There’s more. When President Obama submitted his 2012 budget to Congress, he asked for $955 million for food safety, a $120 million increase. The increase was necessary, of course, because without the fee, the F.D.A. was going to be hard-pressed as it began the expensive process of changing how it inspected food.
Needless to say, that increase never had a chance either. With the House firmly in Republican hands, it slashed the agency’s food budget by $87 million, to $750 million.

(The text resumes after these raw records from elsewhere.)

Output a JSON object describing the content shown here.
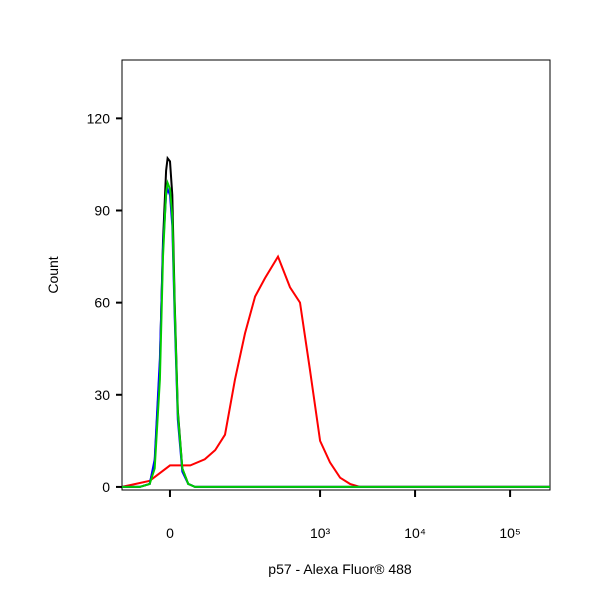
{
  "chart_data": {
    "type": "line",
    "xlabel": "p57 - Alexa Fluor® 488",
    "ylabel": "Count",
    "xscale": "logicle",
    "xlim": [
      -76,
      263000
    ],
    "xticks": [
      0,
      {
        "value": 1000,
        "label": "10³"
      },
      {
        "value": 10000,
        "label": "10⁴"
      },
      {
        "value": 100000,
        "label": "10⁵"
      }
    ],
    "ylim": [
      -1,
      139
    ],
    "yticks": [
      0,
      30,
      60,
      90,
      120
    ],
    "series": [
      {
        "color": "#ff0000",
        "x": [
          -76,
          -27,
          0,
          27,
          50,
          70,
          93,
          122,
          158,
          204,
          261,
          359,
          482,
          614,
          783,
          1000,
          1274,
          1624,
          2067,
          2634,
          263000
        ],
        "values": [
          0,
          2,
          7,
          7,
          9,
          12,
          17,
          35,
          50,
          62,
          68,
          75,
          65,
          60,
          38,
          15,
          8,
          3,
          1,
          0,
          0
        ]
      },
      {
        "color": "#000000",
        "x": [
          -76,
          -42,
          -27,
          -20,
          -13,
          -9,
          -5,
          -3,
          0,
          3,
          6,
          10,
          16,
          24,
          34,
          50,
          180,
          1000,
          10000,
          263000
        ],
        "values": [
          0,
          0,
          1,
          8,
          40,
          80,
          103,
          107,
          106,
          95,
          60,
          25,
          6,
          1,
          0,
          0,
          0,
          0,
          0,
          0
        ]
      },
      {
        "color": "#0000ff",
        "x": [
          -76,
          -42,
          -27,
          -20,
          -13,
          -9,
          -5,
          -3,
          0,
          3,
          6,
          10,
          16,
          24,
          34,
          50,
          180,
          1000,
          10000,
          263000
        ],
        "values": [
          0,
          0,
          1,
          9,
          42,
          78,
          95,
          97,
          95,
          85,
          55,
          22,
          5,
          1,
          0,
          0,
          0,
          0,
          0,
          0
        ]
      },
      {
        "color": "#00cc00",
        "x": [
          -76,
          -42,
          -27,
          -20,
          -13,
          -9,
          -5,
          -3,
          0,
          3,
          6,
          10,
          16,
          24,
          34,
          50,
          180,
          1000,
          10000,
          263000
        ],
        "values": [
          0,
          0,
          1,
          6,
          35,
          75,
          96,
          99,
          97,
          88,
          58,
          24,
          6,
          1,
          0,
          0,
          0,
          0,
          0,
          0
        ]
      }
    ]
  }
}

That was a staggering $200 million less than the White House had requested, an amount so low that it will make the F.D.A.’s already difficult task nearly impossible.
Then again, the chairman of the Appropriations subcommittee on agriculture, Jack Kingston of Georgia, doesn’t really seem to think food safety is worth worrying about; he’s on record saying that the nation’s food supply is “99.99 percent safe.” He told The Washington Post last year that the amount of money the agency wanted to fund the new law would be scaled back if it was “significant overreach.” Apparently he thought it was significant overreach.
A few weeks ago, the Senate voted to increase funding just $40 million, which still leaves the F.D.A. short. With so much chaos surrounding the appropriations process, it is impossible to know how this will play out. To put it another way, as the F.D.A. starts to carry out the new law, and industry prepares for it, there is no certainty. This, of course, is exactly what Republicans complain about when they say the Obama administration is hurting job creation.